Неопалимая купина 5 page





А потом просветлел, заулыбался, как прежде, и вечером с глазу на глаз сказал Алле:

– Есть вариант. Слабенький, но, знаешь, вполне реальный.

– Это ты насчет дома?

– Это я насчет того, чтобы нам с тетей Тоней не расставаться. А вариант такой: наш дом признают аварийным, срочно ставят на капитальный ремонт, а нас временно переселяют в тот, что на Гвардейской.

– А если совсем не туда?

– Надо организовать. Понимаешь, фокус в том, чтобы въехать нам всем дружно в него до официального заселения. Ход реальный, если нас признают аварийщиками: Иваньшина – героиня войны, инвалид, ее в горкоме знают. Словом, задача требует решения, и я уже кое–что начал.

– Что ты начал?

– Я жалобу управдому подал, что у нас вся электропроводка в недопустимом состоянии. А копию – пожарникам: теперь они друг друга контролировать начнут изо всех сил. Так что если комиссия придет, а меня не будет, ты должна сказать, что у нас все искрит, греется и вот–вот закоротит.

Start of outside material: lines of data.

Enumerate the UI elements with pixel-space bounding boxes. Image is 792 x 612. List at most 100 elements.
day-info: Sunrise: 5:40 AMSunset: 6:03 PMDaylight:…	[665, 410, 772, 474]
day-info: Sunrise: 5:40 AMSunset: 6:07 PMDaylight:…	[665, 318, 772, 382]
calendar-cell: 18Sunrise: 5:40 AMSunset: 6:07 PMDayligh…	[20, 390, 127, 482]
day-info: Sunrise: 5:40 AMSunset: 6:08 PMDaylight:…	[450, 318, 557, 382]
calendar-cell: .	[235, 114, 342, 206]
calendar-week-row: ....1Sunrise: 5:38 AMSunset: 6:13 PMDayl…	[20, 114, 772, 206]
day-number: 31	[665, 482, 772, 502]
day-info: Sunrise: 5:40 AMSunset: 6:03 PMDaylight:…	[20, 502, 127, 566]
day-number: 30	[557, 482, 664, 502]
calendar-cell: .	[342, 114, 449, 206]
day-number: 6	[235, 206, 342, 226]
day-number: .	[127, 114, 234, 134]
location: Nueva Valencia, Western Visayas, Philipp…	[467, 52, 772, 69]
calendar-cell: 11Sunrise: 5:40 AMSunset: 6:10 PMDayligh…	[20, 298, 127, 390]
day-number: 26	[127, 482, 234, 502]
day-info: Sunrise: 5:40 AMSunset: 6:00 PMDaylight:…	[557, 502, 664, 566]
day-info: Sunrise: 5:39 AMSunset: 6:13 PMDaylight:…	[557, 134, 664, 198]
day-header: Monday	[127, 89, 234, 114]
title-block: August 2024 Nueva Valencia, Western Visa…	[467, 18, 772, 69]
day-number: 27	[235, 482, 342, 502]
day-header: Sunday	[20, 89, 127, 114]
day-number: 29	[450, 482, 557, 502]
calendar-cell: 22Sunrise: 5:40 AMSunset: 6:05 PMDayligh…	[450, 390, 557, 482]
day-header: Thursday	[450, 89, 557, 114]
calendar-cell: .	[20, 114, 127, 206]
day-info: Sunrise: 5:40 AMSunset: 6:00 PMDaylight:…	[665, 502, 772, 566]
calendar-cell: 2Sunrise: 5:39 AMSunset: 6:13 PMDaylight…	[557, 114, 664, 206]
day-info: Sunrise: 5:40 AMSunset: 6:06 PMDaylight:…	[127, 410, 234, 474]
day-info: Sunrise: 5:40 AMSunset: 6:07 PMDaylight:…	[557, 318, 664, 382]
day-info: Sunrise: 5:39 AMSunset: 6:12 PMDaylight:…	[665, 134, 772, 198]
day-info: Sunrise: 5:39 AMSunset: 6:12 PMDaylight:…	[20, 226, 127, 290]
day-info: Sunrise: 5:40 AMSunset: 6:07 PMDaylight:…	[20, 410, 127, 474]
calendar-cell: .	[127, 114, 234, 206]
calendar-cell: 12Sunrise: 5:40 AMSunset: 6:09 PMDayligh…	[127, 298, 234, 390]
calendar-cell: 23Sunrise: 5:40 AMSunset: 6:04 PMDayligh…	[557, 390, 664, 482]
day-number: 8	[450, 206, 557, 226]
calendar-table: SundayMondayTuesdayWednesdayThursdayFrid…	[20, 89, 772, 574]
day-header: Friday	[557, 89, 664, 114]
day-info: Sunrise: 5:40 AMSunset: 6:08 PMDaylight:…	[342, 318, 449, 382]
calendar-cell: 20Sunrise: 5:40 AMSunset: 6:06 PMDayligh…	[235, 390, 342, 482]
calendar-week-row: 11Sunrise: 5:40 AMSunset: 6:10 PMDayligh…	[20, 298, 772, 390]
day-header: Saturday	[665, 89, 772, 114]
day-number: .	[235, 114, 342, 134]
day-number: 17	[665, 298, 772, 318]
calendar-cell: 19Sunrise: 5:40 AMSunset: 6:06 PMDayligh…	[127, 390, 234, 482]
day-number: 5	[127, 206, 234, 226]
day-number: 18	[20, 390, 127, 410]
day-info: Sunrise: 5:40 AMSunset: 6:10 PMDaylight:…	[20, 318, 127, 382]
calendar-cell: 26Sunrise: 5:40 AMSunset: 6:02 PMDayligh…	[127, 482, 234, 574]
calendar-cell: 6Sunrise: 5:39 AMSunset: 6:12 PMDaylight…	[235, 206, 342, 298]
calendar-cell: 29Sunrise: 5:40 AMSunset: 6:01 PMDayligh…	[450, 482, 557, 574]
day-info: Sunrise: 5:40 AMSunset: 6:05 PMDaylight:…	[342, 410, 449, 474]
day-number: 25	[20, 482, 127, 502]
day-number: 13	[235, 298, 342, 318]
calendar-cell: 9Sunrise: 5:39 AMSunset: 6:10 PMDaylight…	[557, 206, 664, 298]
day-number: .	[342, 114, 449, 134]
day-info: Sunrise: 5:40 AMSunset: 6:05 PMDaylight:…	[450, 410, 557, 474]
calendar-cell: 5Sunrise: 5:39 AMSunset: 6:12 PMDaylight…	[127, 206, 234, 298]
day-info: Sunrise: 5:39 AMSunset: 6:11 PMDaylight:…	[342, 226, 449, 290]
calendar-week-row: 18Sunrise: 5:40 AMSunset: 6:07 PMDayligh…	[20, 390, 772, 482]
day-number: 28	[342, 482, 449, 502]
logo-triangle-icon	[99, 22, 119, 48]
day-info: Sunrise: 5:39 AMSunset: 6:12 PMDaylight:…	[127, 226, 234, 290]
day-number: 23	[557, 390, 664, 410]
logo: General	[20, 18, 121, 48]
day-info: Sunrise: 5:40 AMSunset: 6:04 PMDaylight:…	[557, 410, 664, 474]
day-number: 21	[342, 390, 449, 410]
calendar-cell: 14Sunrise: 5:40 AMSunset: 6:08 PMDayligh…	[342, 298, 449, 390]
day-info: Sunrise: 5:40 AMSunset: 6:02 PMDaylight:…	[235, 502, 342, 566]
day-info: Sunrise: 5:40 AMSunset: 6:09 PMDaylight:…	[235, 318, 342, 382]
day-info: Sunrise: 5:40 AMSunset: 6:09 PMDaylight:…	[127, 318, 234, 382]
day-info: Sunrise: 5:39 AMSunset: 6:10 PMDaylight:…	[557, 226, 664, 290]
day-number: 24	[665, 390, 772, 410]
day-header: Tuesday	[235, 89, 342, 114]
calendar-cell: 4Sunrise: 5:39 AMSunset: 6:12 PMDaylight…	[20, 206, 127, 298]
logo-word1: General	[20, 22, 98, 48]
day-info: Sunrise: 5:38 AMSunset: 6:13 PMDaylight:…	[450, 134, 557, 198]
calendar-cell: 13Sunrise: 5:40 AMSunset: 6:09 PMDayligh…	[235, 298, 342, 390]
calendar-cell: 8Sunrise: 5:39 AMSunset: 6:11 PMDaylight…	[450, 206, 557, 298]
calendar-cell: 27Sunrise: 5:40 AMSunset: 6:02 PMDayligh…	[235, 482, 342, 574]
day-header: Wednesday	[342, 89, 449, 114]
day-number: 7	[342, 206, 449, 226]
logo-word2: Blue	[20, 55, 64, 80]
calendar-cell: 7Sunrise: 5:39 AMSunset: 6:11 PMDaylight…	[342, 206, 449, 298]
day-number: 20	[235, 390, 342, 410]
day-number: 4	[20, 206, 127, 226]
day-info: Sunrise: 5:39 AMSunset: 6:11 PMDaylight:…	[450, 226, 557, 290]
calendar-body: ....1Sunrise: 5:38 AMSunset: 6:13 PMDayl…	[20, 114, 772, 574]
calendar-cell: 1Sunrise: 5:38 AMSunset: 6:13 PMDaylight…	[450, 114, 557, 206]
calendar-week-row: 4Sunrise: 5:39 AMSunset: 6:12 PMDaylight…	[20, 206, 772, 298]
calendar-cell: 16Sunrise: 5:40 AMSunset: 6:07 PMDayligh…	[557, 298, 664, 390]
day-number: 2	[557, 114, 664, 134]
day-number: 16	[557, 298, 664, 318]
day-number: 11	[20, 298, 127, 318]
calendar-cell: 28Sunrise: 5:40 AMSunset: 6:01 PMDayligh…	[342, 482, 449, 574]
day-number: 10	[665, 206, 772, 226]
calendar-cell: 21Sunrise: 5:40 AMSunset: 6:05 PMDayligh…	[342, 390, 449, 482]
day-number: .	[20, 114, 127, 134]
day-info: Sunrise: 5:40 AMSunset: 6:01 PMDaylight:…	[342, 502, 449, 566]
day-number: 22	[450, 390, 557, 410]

Комиссия пришла, когда дома оказалась одна Иваньшина. Это случалось редко, потому что Беляковы старались не оставлять дома больную с малым ребенком. Правда, Антонина Федоровна уже ловко управлялась с креслом, но вставать с него не могла, а только сваливалась в кровать, откуда без посторонней помощи не поднималась (ее каждое утро пересаживала в кресло Алла). Олег сделал полозки, чтобы коляска могла переезжать через порожек, но с ними дверь не закрывалась, и если Антонина Федоровна работала или отдыхала, их не ставили. А тут Алле срочно понадобилось в магазин, и она умчалась, прокричав, что уходит ненадолго и дверь запирать не будет. И почти сразу же появилась комиссия.

Собственно, это была еще не комиссия, а скорее совместная разведка: управдом да представитель от пожарной охраны. Управдома – пожилую, вечно озабоченную вдову – Антонина Федоровна знала давно, да и пожарник оказался человеком солидным и основательным.

– Печальный домик, – сказал он, оглядевшись. – Проводка времен царя Гороха: сигнал правильный. Без капитального ремонта тут никак не обойтись.

– Двенадцать квартир – это же двадцать семей, не меньше, – вздохнула управдом. – Ну составим мы акт об аварийном состоянии, а где их всех разместить? Тут не то что рай – тут горисполком за голову схватится. А выселять необходимо.

Они о чем–то спорили – Иваньшина не слушала. Тоскливый безнадежный ужас вдруг охватил ее: предстояло куда–то переезжать, предстояло расставание с Валериком, Аллой, Олегом, предстояло где–то как–то пристраивать Тонечку Маленькую. Капитальный ремонт, срочное выселение – куда придется, как придется, во времянки и, главное, в разные стороны – это была новая трагедия, которую требовалось освоить, осознать, понять, привыкнуть к ней. На все нужно было время – а может, она просто оттягивала этим неминуемое расставание? – и Антонина Федоровна сказала:

– Нас – в последнюю очередь, если можно. Очень прошу войти в мое положение.

– Доложу, – согласился пожарный представитель. – Войду с предложением начать выселение с той половины дома, там, кстати, и провода хуже. Договорились, товарищ Иваньшина, живите пока спокойно.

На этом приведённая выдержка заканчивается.